I am aware somewhat similar questions have been asked a gazillon times, but I really need to make an async call truly synchronous. I generally have to use AMD in an async fashion and I have to make sure some calls to require
execute synchronously - after the passed in callback has executed. It would be enough to make it work on chrome. Seems the trick can be done with ES6 yield
/await
. Unfortunately, yield
seems to require traceur
with chrome. In fact, I would like to have a lightweight, bare minimum solution and avoid introducing a big library footprint.
What's the bare minimum solution to get this implemented?
You can't do it. JavaScript in the browser is single-threaded and asynchronous. Do you really want your JavaScript blocking your UI thread as you wait for a file to load from the server?
I've never seen a situation where you need synchronous code in JS. Can you give us an example of why you feel like synchronous code is necessary?
As far as yield
/await
, you can make your code look like it is synchronous, but it is really a "coroutine" which means that the function has multiple entry points. In other words, it is still asynchronous. ES6 is getting generators and the yield
keyword, but await
is in the ES7 spec. Don't hold your breath for it.

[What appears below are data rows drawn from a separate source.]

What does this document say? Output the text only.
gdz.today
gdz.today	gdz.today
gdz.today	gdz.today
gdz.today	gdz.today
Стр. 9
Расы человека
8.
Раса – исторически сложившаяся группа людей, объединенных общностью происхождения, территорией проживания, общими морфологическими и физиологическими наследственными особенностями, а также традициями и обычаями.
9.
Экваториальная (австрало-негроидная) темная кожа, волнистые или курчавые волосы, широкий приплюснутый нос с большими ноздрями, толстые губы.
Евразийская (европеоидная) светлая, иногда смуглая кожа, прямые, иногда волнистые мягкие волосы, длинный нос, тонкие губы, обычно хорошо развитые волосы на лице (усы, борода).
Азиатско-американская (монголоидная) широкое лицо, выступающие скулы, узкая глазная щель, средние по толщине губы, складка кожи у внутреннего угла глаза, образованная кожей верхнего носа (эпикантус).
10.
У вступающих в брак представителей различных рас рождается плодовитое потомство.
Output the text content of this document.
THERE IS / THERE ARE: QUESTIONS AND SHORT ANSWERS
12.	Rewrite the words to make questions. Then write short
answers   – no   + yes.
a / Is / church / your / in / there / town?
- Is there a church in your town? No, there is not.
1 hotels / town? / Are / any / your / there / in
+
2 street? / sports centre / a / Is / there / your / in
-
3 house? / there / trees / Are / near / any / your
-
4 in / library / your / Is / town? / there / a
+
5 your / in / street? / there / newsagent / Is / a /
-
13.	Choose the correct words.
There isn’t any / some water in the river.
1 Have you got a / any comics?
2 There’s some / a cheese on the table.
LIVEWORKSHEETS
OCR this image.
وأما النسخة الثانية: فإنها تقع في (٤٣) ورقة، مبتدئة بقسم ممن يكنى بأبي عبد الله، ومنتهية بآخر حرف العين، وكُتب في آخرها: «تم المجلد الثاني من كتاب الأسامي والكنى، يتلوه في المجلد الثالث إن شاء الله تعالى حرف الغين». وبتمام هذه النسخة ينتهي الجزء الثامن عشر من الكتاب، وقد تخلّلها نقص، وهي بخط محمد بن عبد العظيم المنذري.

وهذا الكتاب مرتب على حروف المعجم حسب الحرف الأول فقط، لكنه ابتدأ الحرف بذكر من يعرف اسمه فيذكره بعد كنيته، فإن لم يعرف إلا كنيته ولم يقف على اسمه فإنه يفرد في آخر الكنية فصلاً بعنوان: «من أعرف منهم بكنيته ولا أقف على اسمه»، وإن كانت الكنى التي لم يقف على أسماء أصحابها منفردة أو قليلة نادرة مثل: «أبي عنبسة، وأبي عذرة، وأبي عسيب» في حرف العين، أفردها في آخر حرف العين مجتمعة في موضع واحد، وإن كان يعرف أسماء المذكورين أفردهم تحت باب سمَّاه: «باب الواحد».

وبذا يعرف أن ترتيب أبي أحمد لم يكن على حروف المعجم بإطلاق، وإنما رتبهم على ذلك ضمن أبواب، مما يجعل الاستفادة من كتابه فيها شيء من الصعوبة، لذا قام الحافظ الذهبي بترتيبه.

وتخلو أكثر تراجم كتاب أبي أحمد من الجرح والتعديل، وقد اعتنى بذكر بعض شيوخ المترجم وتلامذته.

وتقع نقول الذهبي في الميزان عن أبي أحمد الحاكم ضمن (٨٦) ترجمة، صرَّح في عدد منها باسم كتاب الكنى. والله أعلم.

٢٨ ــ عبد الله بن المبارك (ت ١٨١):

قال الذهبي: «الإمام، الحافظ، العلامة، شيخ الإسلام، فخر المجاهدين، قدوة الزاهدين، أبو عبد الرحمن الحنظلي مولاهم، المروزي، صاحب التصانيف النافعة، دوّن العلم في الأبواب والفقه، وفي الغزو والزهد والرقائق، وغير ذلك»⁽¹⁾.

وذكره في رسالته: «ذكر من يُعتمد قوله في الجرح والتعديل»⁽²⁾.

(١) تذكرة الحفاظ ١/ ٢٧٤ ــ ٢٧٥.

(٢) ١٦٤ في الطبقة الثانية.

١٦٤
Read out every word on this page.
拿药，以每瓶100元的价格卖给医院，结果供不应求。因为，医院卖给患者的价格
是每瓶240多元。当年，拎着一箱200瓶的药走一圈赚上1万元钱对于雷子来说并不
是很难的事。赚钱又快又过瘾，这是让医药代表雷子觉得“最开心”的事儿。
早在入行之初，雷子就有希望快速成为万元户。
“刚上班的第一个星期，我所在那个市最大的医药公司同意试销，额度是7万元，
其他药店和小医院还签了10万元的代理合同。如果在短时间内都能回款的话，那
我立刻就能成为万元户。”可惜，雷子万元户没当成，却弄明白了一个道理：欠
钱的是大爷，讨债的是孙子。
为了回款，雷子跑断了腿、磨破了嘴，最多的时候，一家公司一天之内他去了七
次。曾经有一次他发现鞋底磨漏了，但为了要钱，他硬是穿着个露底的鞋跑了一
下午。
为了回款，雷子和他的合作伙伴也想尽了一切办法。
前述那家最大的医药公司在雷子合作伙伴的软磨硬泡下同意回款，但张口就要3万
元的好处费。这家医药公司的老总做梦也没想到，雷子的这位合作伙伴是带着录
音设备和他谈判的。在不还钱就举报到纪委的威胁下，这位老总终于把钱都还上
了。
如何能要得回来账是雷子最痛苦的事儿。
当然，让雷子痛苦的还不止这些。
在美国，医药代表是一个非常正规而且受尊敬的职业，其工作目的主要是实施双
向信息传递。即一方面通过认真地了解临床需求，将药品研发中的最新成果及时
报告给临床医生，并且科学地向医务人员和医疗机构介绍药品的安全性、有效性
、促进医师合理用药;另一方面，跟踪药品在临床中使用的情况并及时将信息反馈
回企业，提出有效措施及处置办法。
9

You can use Traceur Babel or Regenerator to transpile your code to support generators and yield
, which is really nice. You can then use co to turn your generator function into a coroutine. I have an example of this working in chrome at LearnHarmony.
You can also use the import
/export
keywords in ES6 (using traceur or some other transpiler/polyfill) to get what looks like synchronous code: import Foo from 'foo'
. But don't let it fool you. It is also asynchronous. The Traceur compiler will transpile that code into async code.